Giunta ad Eleusi, incontra le figlie di Celeo, il re locale, che la conducono
alla reggia, al cospetto di Metaneira, loro madre e regina. Questa le offre il
trono, ma Demetra si siede su un rozzo sedile, più angosciata che mai,
rifiuta il vino rosso offertole, e chiede il ciceone (bevanda di cui
tratteremo più avanti). Accetta invece di occuparsi del piccolo figlio della
regina, che alleva come fosse un dio, e tratta di notte con tutta una serie di
rituali, quali l’unzione con l’ambrosia e l’immersione nel fuoco, allo
scopo di renderlo immortale. Metaneira, scoper-to ciò che succede, è
terrorizzata: dopo un’invettiva contro la sua stupidità che causerà al
figlio la venuta della morte, Demetra si rivela e chiede che venga costruito
un tempio in suo onore, dove insegnerà alla gente i suoi riti speciali. Poi
scompare.
Ultimato il tempio, la
dea vi prende dimora, e si rifiuta di riunirsi agli altri dei nell’Olimpo. E
rifiuta di far germogliare i semi: segue un anno di carestia e di sofferenza
tanto per gli uomini quanto per gli dei, che non hanno più sacrifici. Zeus
deve intervenire e lo fa tramite la messaggera Iride, comandando a Demetra di
riprendere le sue funzioni.
Ma l’arma di Demetra
è proprio questa: lei può minacciare l’ordine prestabilito, ed in questo
modo spinge Zeus a cedere alla sua richiesta di riavere con sé Persefone. A
questo punto Zeus manda Hermes da Ade con la richiesta di riportare Kore a
Demetra. Pur accettando, Ade ricorre ad uno stratagemma: fa mangiare a sua
moglie un chicco di melograno, di modo che ella sarà costretta a passare un
terzo di ogni anno con lui, in inverno, ed i due restanti terzi tra gli dei,
risalendo alla luce in primavera. Demetra accetta e la pianura rifiorisce.
Il poema termina con
l’invocazione delle due dee ed una promessa di ricchezza ai loro devoti, sia
in questa vita che in quella futura:
“….E Demetra a tutti
mostrò i riti misterici a Trittolemo e a Polissero, e inoltre a Diocle, i
riti santi, che non si possono trasgredire né apprendere né proferire:
difatti una grande attonita atterrita reverenza per gli dei impedisce la voce.

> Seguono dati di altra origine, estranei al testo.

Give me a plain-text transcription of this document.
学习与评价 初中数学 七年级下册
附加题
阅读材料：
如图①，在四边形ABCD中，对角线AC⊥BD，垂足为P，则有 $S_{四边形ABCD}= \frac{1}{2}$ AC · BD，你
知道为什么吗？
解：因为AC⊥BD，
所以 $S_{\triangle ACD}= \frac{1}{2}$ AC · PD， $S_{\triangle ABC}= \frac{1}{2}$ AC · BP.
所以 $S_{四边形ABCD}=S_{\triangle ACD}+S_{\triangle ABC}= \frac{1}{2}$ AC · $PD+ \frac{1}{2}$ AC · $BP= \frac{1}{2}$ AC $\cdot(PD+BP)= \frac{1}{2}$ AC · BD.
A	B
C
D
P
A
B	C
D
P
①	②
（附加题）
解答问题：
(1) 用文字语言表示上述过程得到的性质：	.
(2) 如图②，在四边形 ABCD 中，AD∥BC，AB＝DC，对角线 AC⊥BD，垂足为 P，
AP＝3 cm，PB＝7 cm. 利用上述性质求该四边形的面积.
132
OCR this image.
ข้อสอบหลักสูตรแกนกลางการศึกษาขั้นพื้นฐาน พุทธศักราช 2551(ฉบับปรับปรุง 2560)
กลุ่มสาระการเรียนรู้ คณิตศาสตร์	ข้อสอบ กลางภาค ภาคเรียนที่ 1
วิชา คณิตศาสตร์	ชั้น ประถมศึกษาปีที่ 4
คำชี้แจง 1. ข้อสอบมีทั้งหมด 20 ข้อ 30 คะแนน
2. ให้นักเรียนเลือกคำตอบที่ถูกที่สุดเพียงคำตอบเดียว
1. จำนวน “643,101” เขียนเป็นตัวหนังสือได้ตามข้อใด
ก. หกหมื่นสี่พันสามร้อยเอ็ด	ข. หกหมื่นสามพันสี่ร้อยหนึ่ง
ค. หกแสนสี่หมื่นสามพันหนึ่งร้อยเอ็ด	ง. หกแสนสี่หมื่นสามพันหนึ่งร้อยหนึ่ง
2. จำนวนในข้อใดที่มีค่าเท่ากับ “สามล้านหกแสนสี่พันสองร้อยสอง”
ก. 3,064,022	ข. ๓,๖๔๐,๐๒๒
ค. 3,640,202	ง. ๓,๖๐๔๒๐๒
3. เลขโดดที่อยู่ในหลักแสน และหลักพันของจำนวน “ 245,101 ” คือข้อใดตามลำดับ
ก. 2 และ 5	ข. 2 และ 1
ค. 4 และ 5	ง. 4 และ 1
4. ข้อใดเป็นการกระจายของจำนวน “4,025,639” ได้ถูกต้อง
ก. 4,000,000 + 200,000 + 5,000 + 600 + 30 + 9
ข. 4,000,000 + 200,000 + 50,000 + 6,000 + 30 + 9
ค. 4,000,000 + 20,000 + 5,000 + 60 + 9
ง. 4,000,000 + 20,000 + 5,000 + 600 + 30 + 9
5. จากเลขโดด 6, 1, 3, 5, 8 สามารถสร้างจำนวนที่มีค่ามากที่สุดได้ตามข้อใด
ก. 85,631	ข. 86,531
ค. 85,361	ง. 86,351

Felice colui – tra gli uomini viventi sulla terra – che ha visto queste
cose: chi invece non è stato iniziato ai riti sacri chi non ha avuto questa
sorte non avrà mai un uguale destino, da morto, nelle umide tenebre
marcescenti di laggiu’.”
La divinità oggetto del
culto era in origine agraria. Tutta la civiltà cretese-egea venera la Potnia,
ovvero signora, patrona, potente, ossia la terra, la Grande Madre, che dà la
vita, e sperimenta la morte per poi tornare in vita; depositaria delle forze
della natura e del ciclo vitale. E’ sempre raffigurata con una torcia alta
nella sua mano, il fiore ancora chiuso, simbolo della virtù generante, e la
melagrana matura, simbolo di fecondità e sessualità.
C’è un naturalismo di
base, in cui le divinità sono ctonie, cioè connesse con la terra, la
vegetazione, il suolo. Possiamo dunque dire che Demetra deriva dall’antica
divinità delle trasformazioni, quella selvatica e misteriosa, che come la
terra conosce una metamorfosi delle forme, la pausa e il risveglio, il
nascere, morire e rinascere. Questa sua derivazione si evince anche
dell’etimologia del nome, che alcuni fanno derivare
da DaMeter, dove Da sta
per gea, ossia terra. La stessa radice si ritrova nel nome di Poseidone, fatto
derivare da Poteidan, ossia marito di Da.
Infatti egli è marito
di Demetra.Non si sa con certezza come e quando il culto
agrario divenne rito
misterico, ma, dal momento che i misteri eleusini venivano patrocinati dallo
Stato, sicuramente rappresentavano qualcosa di molto pericoloso, tanto da
doverlo controllare. In realtà si poteva controllare l’aspetto essoterico
del culto, ovvero quella parte di esso che si svolgeva pubblicamente: la
processione che, essendo visibile da tutti, quasi
sottintendeva il
carattere esoterico, occulto, quello che non era di dominio pubblico, ma
appannaggio di pochi. Potremmo dire che il carattere volutamente luminoso
della processione riproduceva il mito, mentre nel più totale segreto venivano
svolte le iniziazioni.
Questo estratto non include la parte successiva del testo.